More comments from Transition Year students who have won a week's work placement in The Irish Times. To join them, send us a 200-word piece on a media-related topic.Celene O'Shaughnessy, Lucan Community College, Co Dublin
What does the presidential campaign mean to the youth of Ireland? Very little, as far as I can gather. How can young people be in touch with political issues when this country is notorious for politicians hardly having time to touch down? Let's hope that the next President will have cleared all the skeletons in their closet before they hang up their clothes in Aras an Uachtarain. What interest would young people have in a political system that is built on bribery and cat-fights? The idealistic figure of De Valera would turn in his grave.

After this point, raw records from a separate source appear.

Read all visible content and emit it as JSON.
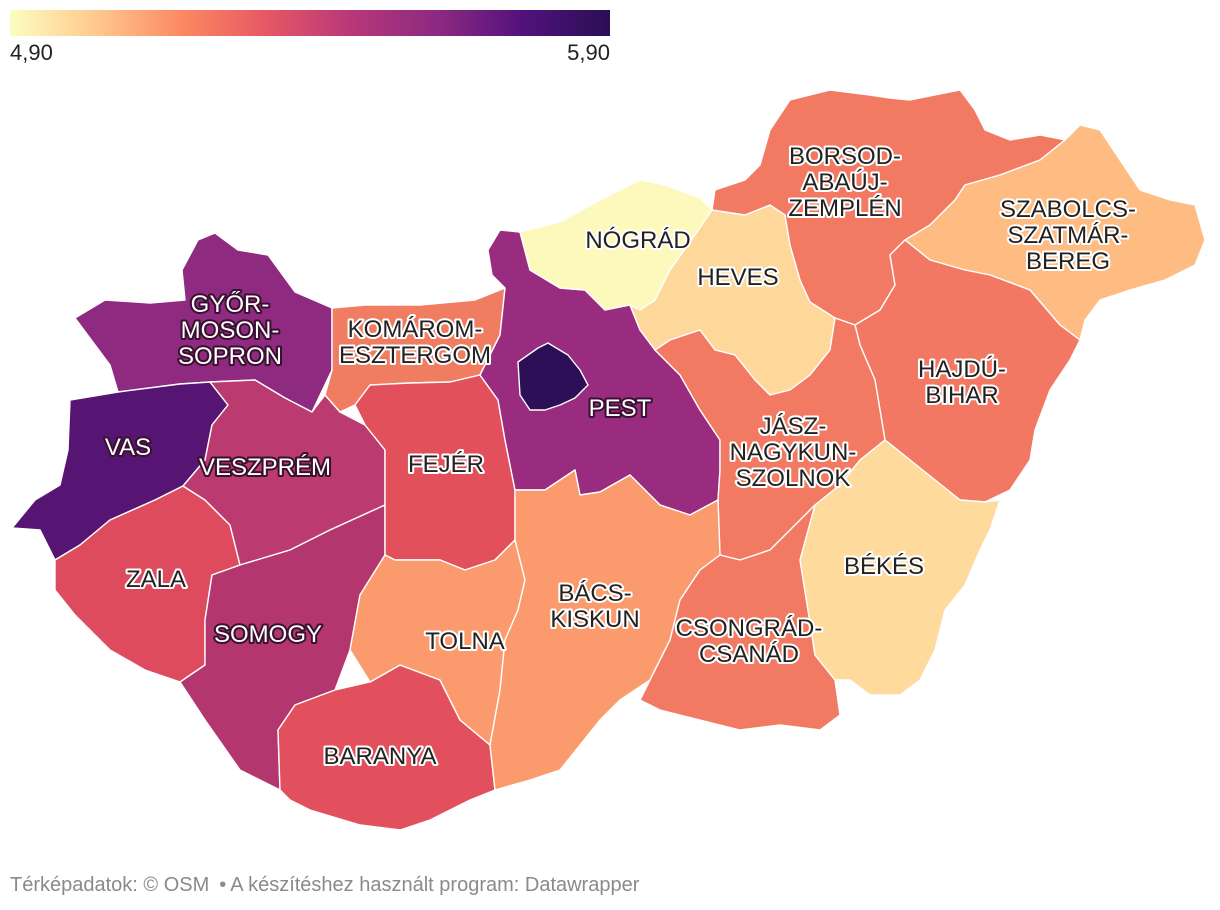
{
  "legend": {
    "min_label": "4,90",
    "max_label": "5,90",
    "min": 4.9,
    "max": 5.9,
    "gradient_colors": [
      "#fcfdbf",
      "#fec98d",
      "#fc8961",
      "#e65764",
      "#b73779",
      "#8c2981",
      "#51127c",
      "#2a0f54"
    ]
  },
  "counties": [
    {
      "key": "gyor",
      "lines": [
        "GYŐR-",
        "MOSON-",
        "SOPRON"
      ],
      "color": "#8e2a80"
    },
    {
      "key": "vas",
      "lines": [
        "VAS"
      ],
      "color": "#571573"
    },
    {
      "key": "zala",
      "lines": [
        "ZALA"
      ],
      "color": "#de4b5e"
    },
    {
      "key": "veszprem",
      "lines": [
        "VESZPRÉM"
      ],
      "color": "#bb3a70"
    },
    {
      "key": "somogy",
      "lines": [
        "SOMOGY"
      ],
      "color": "#b3366f"
    },
    {
      "key": "komarom",
      "lines": [
        "KOMÁROM-",
        "ESZTERGOM"
      ],
      "color": "#f07d62"
    },
    {
      "key": "fejer",
      "lines": [
        "FEJÉR"
      ],
      "color": "#e2505c"
    },
    {
      "key": "baranya",
      "lines": [
        "BARANYA"
      ],
      "color": "#e1505c"
    },
    {
      "key": "tolna",
      "lines": [
        "TOLNA"
      ],
      "color": "#fb9a6c"
    },
    {
      "key": "pest",
      "lines": [
        "PEST"
      ],
      "color": "#9a2c80"
    },
    {
      "key": "budapest",
      "lines": [],
      "color": "#2c0f56"
    },
    {
      "key": "nograd",
      "lines": [
        "NÓGRÁD"
      ],
      "color": "#fdf8bb"
    },
    {
      "key": "heves",
      "lines": [
        "HEVES"
      ],
      "color": "#fed79b"
    },
    {
      "key": "borsod",
      "lines": [
        "BORSOD-",
        "ABAÚJ-",
        "ZEMPLÉN"
      ],
      "color": "#f27a62"
    },
    {
      "key": "szabolcs",
      "lines": [
        "SZABOLCS-",
        "SZATMÁR-",
        "BEREG"
      ],
      "color": "#febb82"
    },
    {
      "key": "hajdu",
      "lines": [
        "HAJDÚ-",
        "BIHAR"
      ],
      "color": "#f27863"
    },
    {
      "key": "jasz",
      "lines": [
        "JÁSZ-",
        "NAGYKUN-",
        "SZOLNOK"
      ],
      "color": "#f27a62"
    },
    {
      "key": "bacs",
      "lines": [
        "BÁCS-",
        "KISKUN"
      ],
      "color": "#fb9a6c"
    },
    {
      "key": "csongrad",
      "lines": [
        "CSONGRÁD-",
        "CSANÁD"
      ],
      "color": "#f27a62"
    },
    {
      "key": "bekes",
      "lines": [
        "BÉKÉS"
      ],
      "color": "#fedb9d"
    }
  ],
  "footer": {
    "source": "Térképadatok: © OSM",
    "bullet": "•",
    "tool": "A készítéshez használt program: Datawrapper"
  }
}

Clodagh Moynan, Lucan Community College, Co Dublin
Generation after generation, there has always been the fashionable look for each period. At the moment we are in the period of the "three stripes" and, of course, Nike. Individuals are hard to find among teenagers today, because being cool has always been a brighter prospect. So what the price of being cool? £40? £50?
Shakespeare once said: "Nothing comes from nothing." So where do we get our three stripes? They are being made by children for pennies in countries like Indonesia - that's the price that's paid, that's what a human life is worth these days. So every time the three stripes are worn, it's a message saying we want to destroy individuality and that we support child labour. Is that the message we want to send?